ND : C’est toute l’équipe à notre dernier show à Paris, avec le disque d’or. Au milieu c’est notre mère et manageuse.
Vous ne pouvez déjà pas échapper à votre soeur, vous vous êtes en plus collées à votre mère !
LK : (rires) ça dépend de la façon dont on voit les choses. On ne se dit pas : « Notre mère est là, qu’est-ce que ça fait chier ! » Beaucoup pensent ça parce qu’ils ne pourraient pas travailler avec leur mère, mais on la voit différemment.

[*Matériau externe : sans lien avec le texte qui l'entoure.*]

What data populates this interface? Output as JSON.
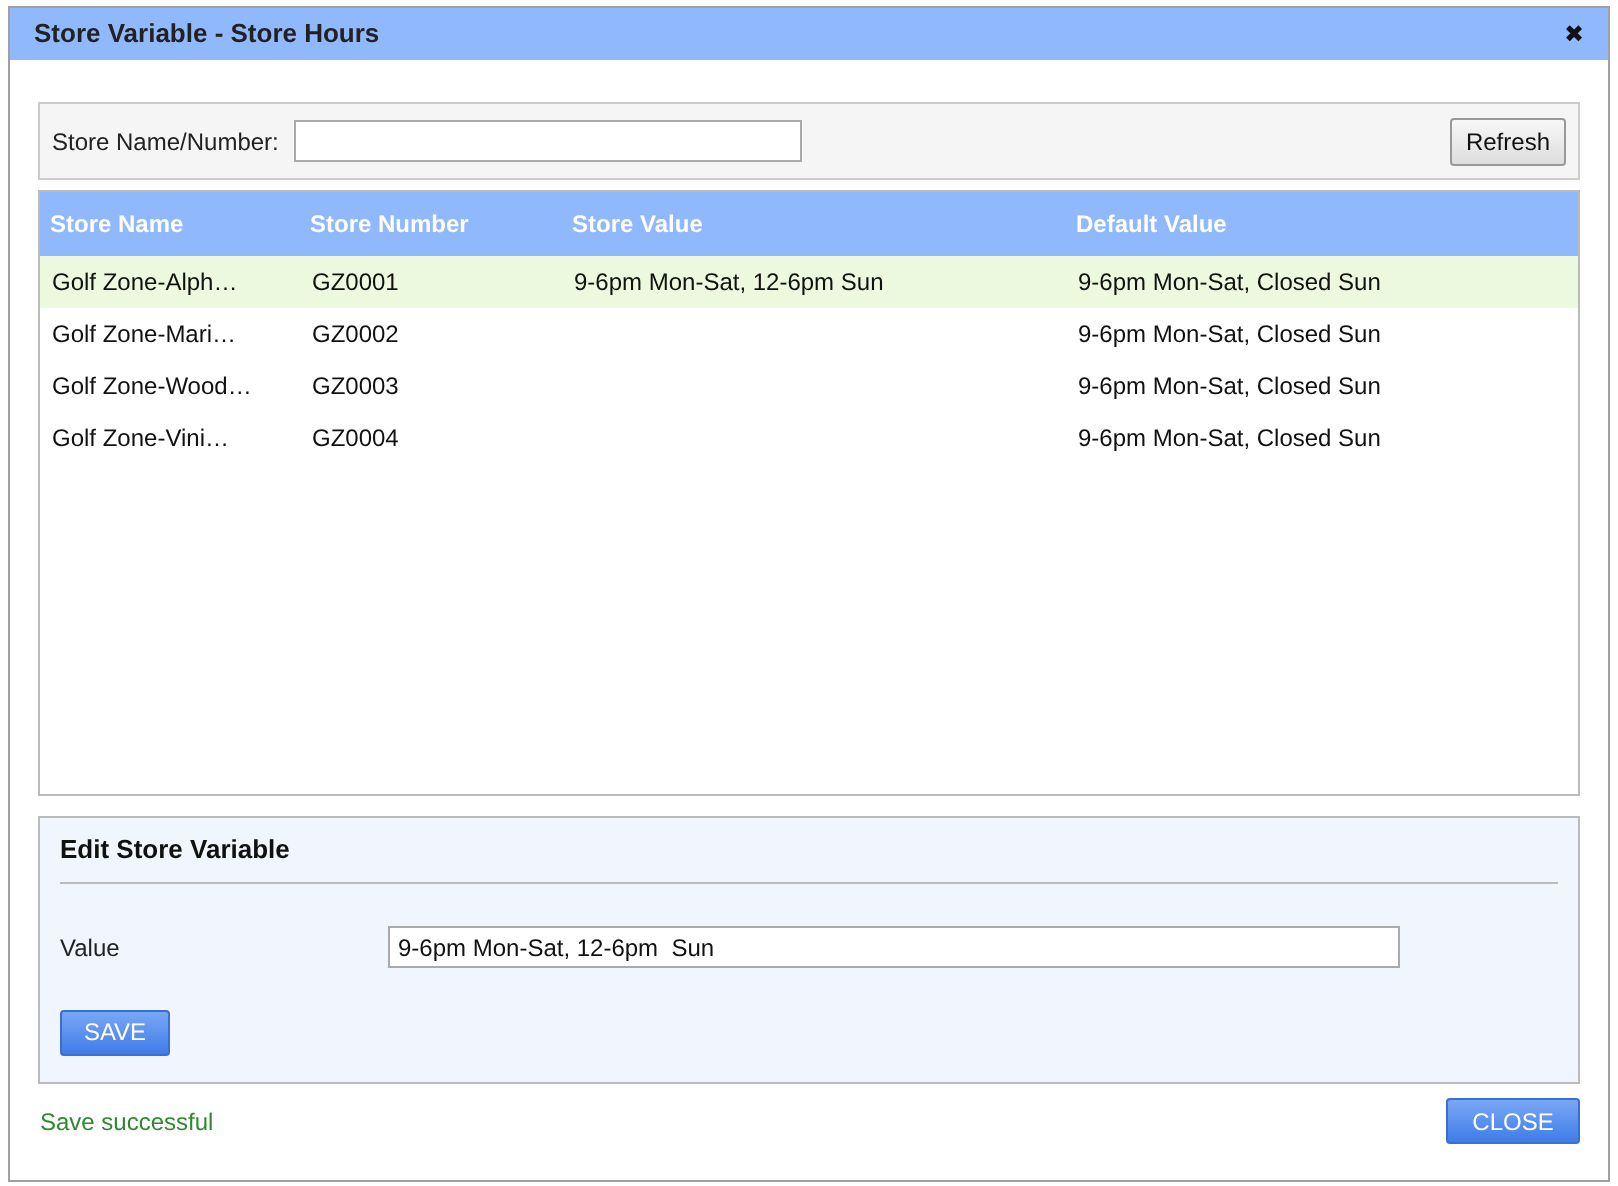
{
  "window": {
    "title": "Store Variable - Store Hours",
    "close_icon": "✖"
  },
  "search": {
    "label": "Store Name/Number:",
    "button": "Refresh"
  },
  "table": {
    "columns": [
      "Store Name",
      "Store Number",
      "Store Value",
      "Default Value"
    ],
    "rows": [
      {
        "cells": [
          "Golf Zone-Alph…",
          "GZ0001",
          "9-6pm Mon-Sat, 12-6pm  Sun",
          "9-6pm Mon-Sat, Closed Sun"
        ],
        "selected": true
      },
      {
        "cells": [
          "Golf Zone-Mari…",
          "GZ0002",
          "",
          "9-6pm Mon-Sat, Closed Sun"
        ],
        "selected": false
      },
      {
        "cells": [
          "Golf Zone-Wood…",
          "GZ0003",
          "",
          "9-6pm Mon-Sat, Closed Sun"
        ],
        "selected": false
      },
      {
        "cells": [
          "Golf Zone-Vini…",
          "GZ0004",
          "",
          "9-6pm Mon-Sat, Closed Sun"
        ],
        "selected": false
      }
    ]
  },
  "edit": {
    "title": "Edit Store Variable",
    "label": "Value",
    "value": "9-6pm Mon-Sat, 12-6pm  Sun",
    "button": "SAVE"
  },
  "status": "Save successful",
  "close_button": "CLOSE"
}
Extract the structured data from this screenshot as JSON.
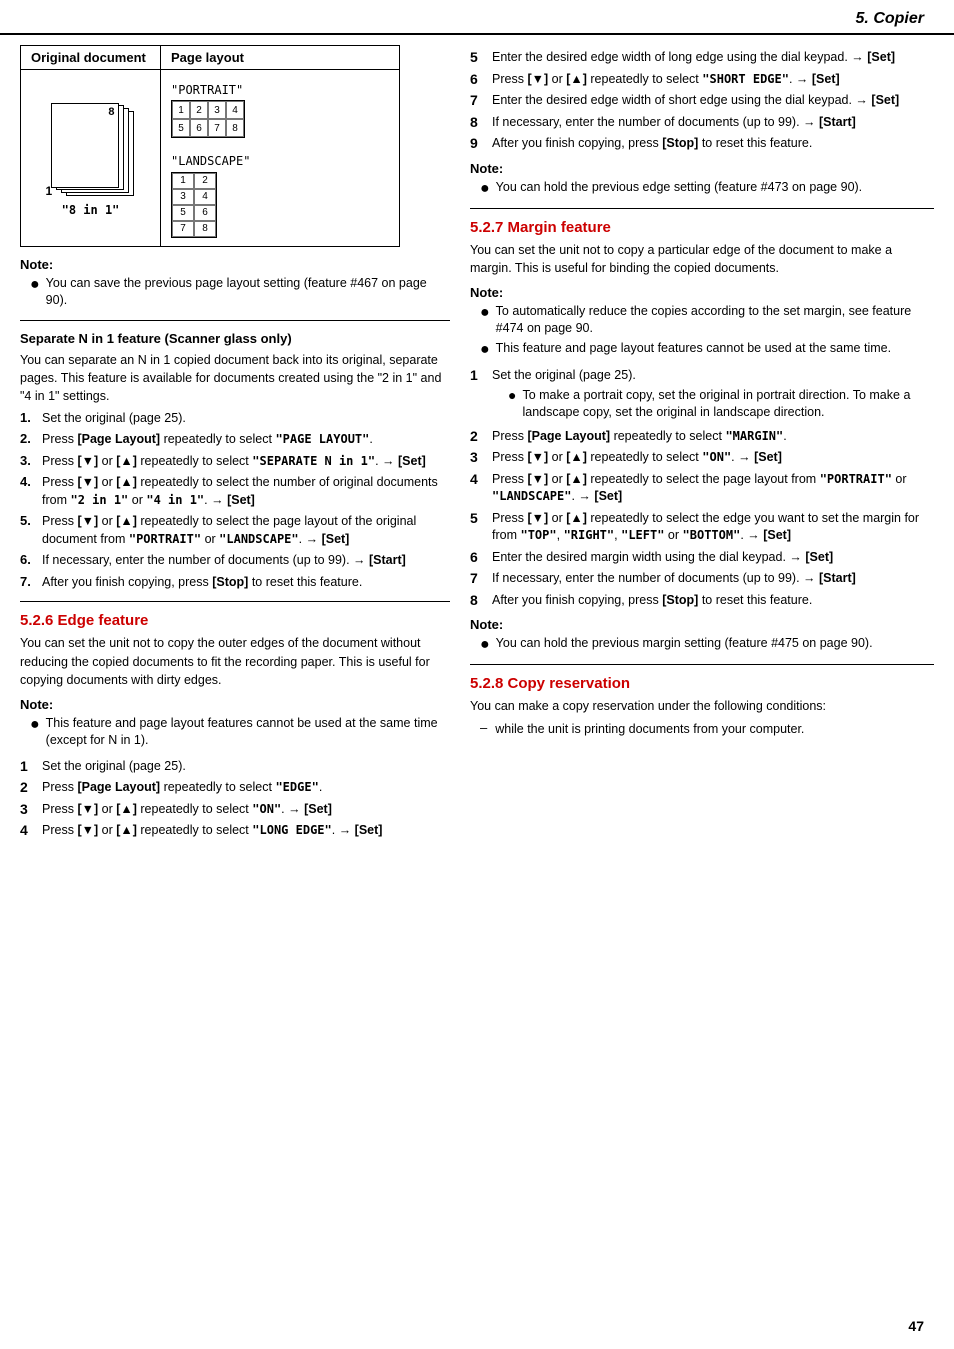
{
  "header": {
    "title": "5. Copier"
  },
  "left_col": {
    "table": {
      "col1_header": "Original document",
      "col2_header": "Page layout",
      "col1_content": "\"8 in 1\"",
      "portrait_label": "\"PORTRAIT\"",
      "landscape_label": "\"LANDSCAPE\"",
      "portrait_grid": [
        "1",
        "2",
        "3",
        "4",
        "5",
        "6",
        "7",
        "8"
      ],
      "landscape_grid": [
        "1",
        "2",
        "3",
        "4",
        "5",
        "6",
        "7",
        "8"
      ]
    },
    "note1": {
      "title": "Note:",
      "bullet": "You can save the previous page layout setting (feature #467 on page 90)."
    },
    "separate_section": {
      "title": "Separate N in 1 feature (Scanner glass only)",
      "body": "You can separate an N in 1 copied document back into its original, separate pages. This feature is available for documents created using the \"2 in 1\" and \"4 in 1\" settings.",
      "steps": [
        {
          "num": "1.",
          "text": "Set the original (page 25)."
        },
        {
          "num": "2.",
          "text": "Press [Page Layout] repeatedly to select \"PAGE LAYOUT\"."
        },
        {
          "num": "3.",
          "text": "Press [▼] or [▲] repeatedly to select \"SEPARATE N in 1\". → [Set]"
        },
        {
          "num": "4.",
          "text": "Press [▼] or [▲] repeatedly to select the number of original documents from \"2 in 1\" or \"4 in 1\". → [Set]"
        },
        {
          "num": "5.",
          "text": "Press [▼] or [▲] repeatedly to select the page layout of the original document from \"PORTRAIT\" or \"LANDSCAPE\". → [Set]"
        },
        {
          "num": "6.",
          "text": "If necessary, enter the number of documents (up to 99). → [Start]"
        },
        {
          "num": "7.",
          "text": "After you finish copying, press [Stop] to reset this feature."
        }
      ]
    },
    "edge_section": {
      "heading": "5.2.6 Edge feature",
      "body": "You can set the unit not to copy the outer edges of the document without reducing the copied documents to fit the recording paper. This is useful for copying documents with dirty edges.",
      "note": {
        "title": "Note:",
        "bullet": "This feature and page layout features cannot be used at the same time (except for N in 1)."
      },
      "steps": [
        {
          "num": "1",
          "text": "Set the original (page 25)."
        },
        {
          "num": "2",
          "text": "Press [Page Layout] repeatedly to select \"EDGE\"."
        },
        {
          "num": "3",
          "text": "Press [▼] or [▲] repeatedly to select \"ON\". → [Set]"
        },
        {
          "num": "4",
          "text": "Press [▼] or [▲] repeatedly to select \"LONG EDGE\". → [Set]"
        }
      ]
    }
  },
  "right_col": {
    "edge_steps_continued": [
      {
        "num": "5",
        "text": "Enter the desired edge width of long edge using the dial keypad. → [Set]"
      },
      {
        "num": "6",
        "text": "Press [▼] or [▲] repeatedly to select \"SHORT EDGE\". → [Set]"
      },
      {
        "num": "7",
        "text": "Enter the desired edge width of short edge using the dial keypad. → [Set]"
      },
      {
        "num": "8",
        "text": "If necessary, enter the number of documents (up to 99). → [Start]"
      },
      {
        "num": "9",
        "text": "After you finish copying, press [Stop] to reset this feature."
      }
    ],
    "edge_note": {
      "title": "Note:",
      "bullet": "You can hold the previous edge setting (feature #473 on page 90)."
    },
    "margin_section": {
      "heading": "5.2.7 Margin feature",
      "body": "You can set the unit not to copy a particular edge of the document to make a margin. This is useful for binding the copied documents.",
      "note": {
        "title": "Note:",
        "bullets": [
          "To automatically reduce the copies according to the set margin, see feature #474 on page 90.",
          "This feature and page layout features cannot be used at the same time."
        ]
      },
      "steps": [
        {
          "num": "1",
          "text": "Set the original (page 25).",
          "sub": "To make a portrait copy, set the original in portrait direction. To make a landscape copy, set the original in landscape direction."
        },
        {
          "num": "2",
          "text": "Press [Page Layout] repeatedly to select \"MARGIN\"."
        },
        {
          "num": "3",
          "text": "Press [▼] or [▲] repeatedly to select \"ON\". → [Set]"
        },
        {
          "num": "4",
          "text": "Press [▼] or [▲] repeatedly to select the page layout from \"PORTRAIT\" or \"LANDSCAPE\". → [Set]"
        },
        {
          "num": "5",
          "text": "Press [▼] or [▲] repeatedly to select the edge you want to set the margin for from \"TOP\", \"RIGHT\", \"LEFT\" or \"BOTTOM\". → [Set]"
        },
        {
          "num": "6",
          "text": "Enter the desired margin width using the dial keypad. → [Set]"
        },
        {
          "num": "7",
          "text": "If necessary, enter the number of documents (up to 99). → [Start]"
        },
        {
          "num": "8",
          "text": "After you finish copying, press [Stop] to reset this feature."
        }
      ],
      "end_note": {
        "title": "Note:",
        "bullet": "You can hold the previous margin setting (feature #475 on page 90)."
      }
    },
    "copy_reservation_section": {
      "heading": "5.2.8 Copy reservation",
      "body": "You can make a copy reservation under the following conditions:",
      "items": [
        "while the unit is printing documents from your computer."
      ]
    }
  },
  "page_number": "47"
}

Et c’est une relation artistique aussi, j’ai écrit des textes avec elle sur le nouvel album.
ND : On a une relation particulière, on est très proches, unies, il n’y a aucun tabou entre nous.
LK : De toute façon en tournée on a plutôt envie de se reposer que de sortir, donc elle n’a pas grand-chose à nous dire.
ND : Elle est très fière, assez dure, elle nous pousse à travailler plutôt qu’à pleurer.

Défilé Chanel

ND : C’était un défilé à La Havane, on a ouvert le show en musique. C’était chez nous donc c’était vraiment une performance spéciale, ce mélange de France et de Cuba.
Sur YouTube on peut vous voir arrivant à la fashion week de Paris, dirigées par les photographes sur un tapis rouge, pas franchement à l’aise.
ND : (rires) La première fois qu’on a été invitées à ces shows Chanel, on ne nous connaissait pas. Alors j’ai dit à Lisa : « On ne s’arrête pas pour les photos, ça ne sert à rien. » J’ai vu Lisa bloquer quelques secondes, je priais pour qu’elle redémarre.
LK : Je me sentais totalement débile, figée devant les photographes qui n’en avaient rien à faire. Je ne savais pas ce que je devais faire ! Maintenant ils nous connaissent et crient notre nom. Mais je trouve ce moment très stressant. Je suis déçue que tu l’aies remarqué, j’essayais de faire ma « poker face ». (rires)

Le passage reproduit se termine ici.